DeepMind’s AI now lists all proteins known to science
In late 2020, Alphabet’s DeepMind division unveiled its new protein folding prediction algorithm, AlphaFold, and helped solve a scientific question that had dogged researchers for half a century. In the year since its beta release, half a million scientists around the world have accessed the results of the AI system and cited them more than 4,000 times in their own studies. On Thursday, DeepMind announced that it is expanding that reach even further by expanding its publicly available AlphaFold protein structure database (AlphaFoldDB) – from 1 million entries to 200 million entries.
Alphabet has partnered with EMBL’s European Bioinformatics Institute (EMBL-EBI) for this endeavor, which covers proteins from all kingdoms of life – animals, plants, fungi, bacteria and more. According to the AlphaFold website, the results can be viewed on the UniProt, Ensembl, and OpenTargets websites or downloaded individually via GitHub, “for the human proteome and for the proteomes of 47 other major organisms important to research and global health.” for”.

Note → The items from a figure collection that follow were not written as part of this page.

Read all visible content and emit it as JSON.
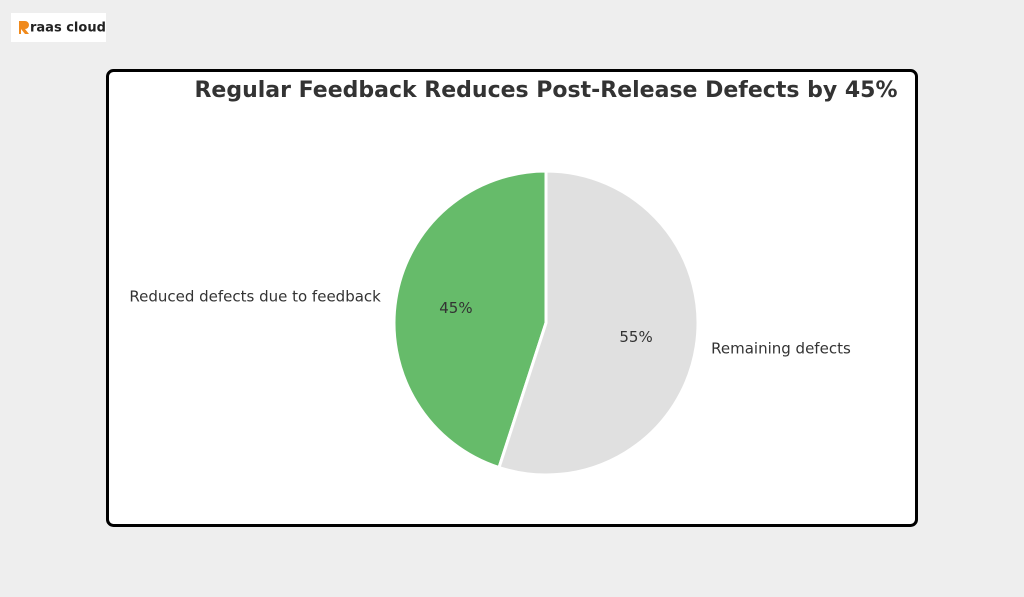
{
  "brand": "raas cloud",
  "chart_data": {
    "type": "pie",
    "title": "Regular Feedback Reduces Post-Release Defects by 45%",
    "categories": [
      "Reduced defects due to feedback",
      "Remaining defects"
    ],
    "values": [
      45,
      55
    ],
    "value_labels": [
      "45%",
      "55%"
    ],
    "colors": [
      "#66bb6a",
      "#e0e0e0"
    ]
  }
}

“The AlphaFold is the only significant advancement in the life sciences that demonstrates the power of AI,” Eric Topol, founder and director of the Scripps Research Translational Institute, said in a press release Thursday. “Determining the 3D structure of a protein that previously took months or years now takes seconds. AlphaFold has already accelerated and enabled large-scale discoveries, including cracking the structure of the nuclear pore complex. And with this new addition of structures illuminating nearly the entire protein universe, we can expect more biological mysteries to be solved every day.
Alphafold has been put to use in many applications, from advancing leprosy and Chagas disease research to protecting bees and fighting plastic pollution. DeepMind has also developed an AI capable of beating the best human players, mastering games without knowing the rules, and even improving traffic patterns. DeepMind co-founder Mustafa Suleiman left the company in January to start a new venture, Inflection.AI, with LinkedIn co-founder Reid Hoffman after a former employee accused the company of ongoing sexual harassment. some time before.